2017 Fiscal Year Annual Research Report
Project/Area Number |
17J00067
|
Research Institution | University of Hyogo |
Principal Investigator |
小森 亮太 兵庫県立大学, 生命理学研究科, 特別研究員(DC1)
|
Project Period (FY) |
2017-04-26 – 2020-03-31
|
Keywords | ゴルジ体 / プロテオグリカン / 細胞小器官 / ストレス応答 |
Outline of Annual Research Achievements |
細胞内に存在する細胞小器官の量は、細胞の需要に応じて厳密に制御されている。このような細胞小器官の量的調節機構は細胞が自律的に機能するために必須の機構であり、細胞生物学の根本的命題の一つである。ゴルジ体ストレス応答とは細胞小器官であるゴルジ体の量的調節機構である。本研究はゴルジ体ストレス応答のプロテオグリカン経路の分子機構を明らかにすることを目的としており、本年度は、転写制御配列の同定、転写制御因子の同定を中心に研究を行った。
転写制御配列の同定については、ルシフェラーゼを利用したレポーターアッセイを行った。まず、ゴルジ体ストレス応答のプロテオグリカン経路の活性化により転写調節される遺伝子の一つであるHS6ST1のプロモーター領域を解析し、プロテオグリカン経路を活性化する配列を得た。そして、その結果から得られた配列を4回繰り返してレポーターアッセイを行ったところ、ゴルジ体ストレスによる転写活性が飛躍的に上昇した。また、HS6ST1のプロモーター領域からこの配列を削除した配列を用いてレポーターアッセイを行ったところ、ゴルジ体ストレスによる転写活性がほとんどなくなった。さらに、プロテオグリカン経路の活性化により転写調節される他の遺伝子にも同様の配列が存在することがわかった。これらの結果より、プロテオグリカン経路を活性化する転写制御配列を明らかにし、その配列をPGSEと名付けた。

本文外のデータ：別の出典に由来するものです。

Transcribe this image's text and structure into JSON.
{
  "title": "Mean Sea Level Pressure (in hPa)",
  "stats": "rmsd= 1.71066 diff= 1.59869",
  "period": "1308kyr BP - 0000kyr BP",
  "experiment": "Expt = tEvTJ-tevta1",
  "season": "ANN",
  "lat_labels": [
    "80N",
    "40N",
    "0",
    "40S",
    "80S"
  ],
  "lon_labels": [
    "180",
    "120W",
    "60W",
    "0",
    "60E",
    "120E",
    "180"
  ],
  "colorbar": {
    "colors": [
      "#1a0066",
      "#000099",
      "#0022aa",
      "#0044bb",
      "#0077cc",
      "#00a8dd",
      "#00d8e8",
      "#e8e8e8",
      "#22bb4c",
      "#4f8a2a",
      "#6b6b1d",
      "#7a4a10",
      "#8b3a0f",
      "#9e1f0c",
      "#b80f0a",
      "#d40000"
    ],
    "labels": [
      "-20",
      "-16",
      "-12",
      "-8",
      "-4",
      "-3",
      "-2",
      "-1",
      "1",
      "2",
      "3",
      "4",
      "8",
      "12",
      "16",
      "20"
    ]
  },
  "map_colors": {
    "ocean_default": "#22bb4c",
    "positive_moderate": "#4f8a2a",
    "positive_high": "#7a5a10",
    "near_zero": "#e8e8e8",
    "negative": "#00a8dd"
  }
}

転写制御因子については、酵母を用いたyeast-one-hybrid法により同定を試みたが、有力な転写制御因子の候補を得ることはできなかった。このことは、おそらく目的の転写制御因子が複数の遺伝子によりコードされているために、yeast-one-hybrid法では単離できないことを示唆していると考えられる。今後は、CRISPR-Cas9を利用したGeCKOライブラリーを用いて転写制御因子を同定する計画である。
|
Current Status of Research Progress |
Current Status of Research Progress
2: Research has progressed on the whole more than it was originally planned.
Reason
本研究は、ゴルジ体ストレス応答のプロテオグリカン経路の分子機構を明らかにすることを目標としている。本年度は、転写制御因子の同定までは到らなかったが、転写制御配列PGSEを同定することができた。転写制御配列PGSEが明らかになったことは、転写制御因子やセンサー分子の同定など、プロテオグリカン経路の分子機構を明らかにする上で大きな足がかりになる。また、転写制御配列の研究成果について論文を執筆中であることから、上記の評価をした。
|
Strategy for Future Research Activity |
今後は、ゴルジ体ストレス応答のプロテオグリカン経路における転写制御因子、センサー分子の同定を行う計画である。酵母を用いたyeast-one-hybrid法では、転写制御因子の同定を行うことができなかった。そこで、今後はCRISPR-Cas9を利用したGeCKOライブラリーを用いて転写制御因子を同定する計画である。yeast-one-hybrid法では、複数の種類の転写制御因子が転写制御配列PGSEに結合する場合、その単離が困難であった。しかし、GeCKOライブラリーを用いた方法では、この問題が解決できる。さらに、この方法は転写制御因子だけでなく、センサー分子の同定も同時に行うことができる方法であるため、これらを並行して進めていく。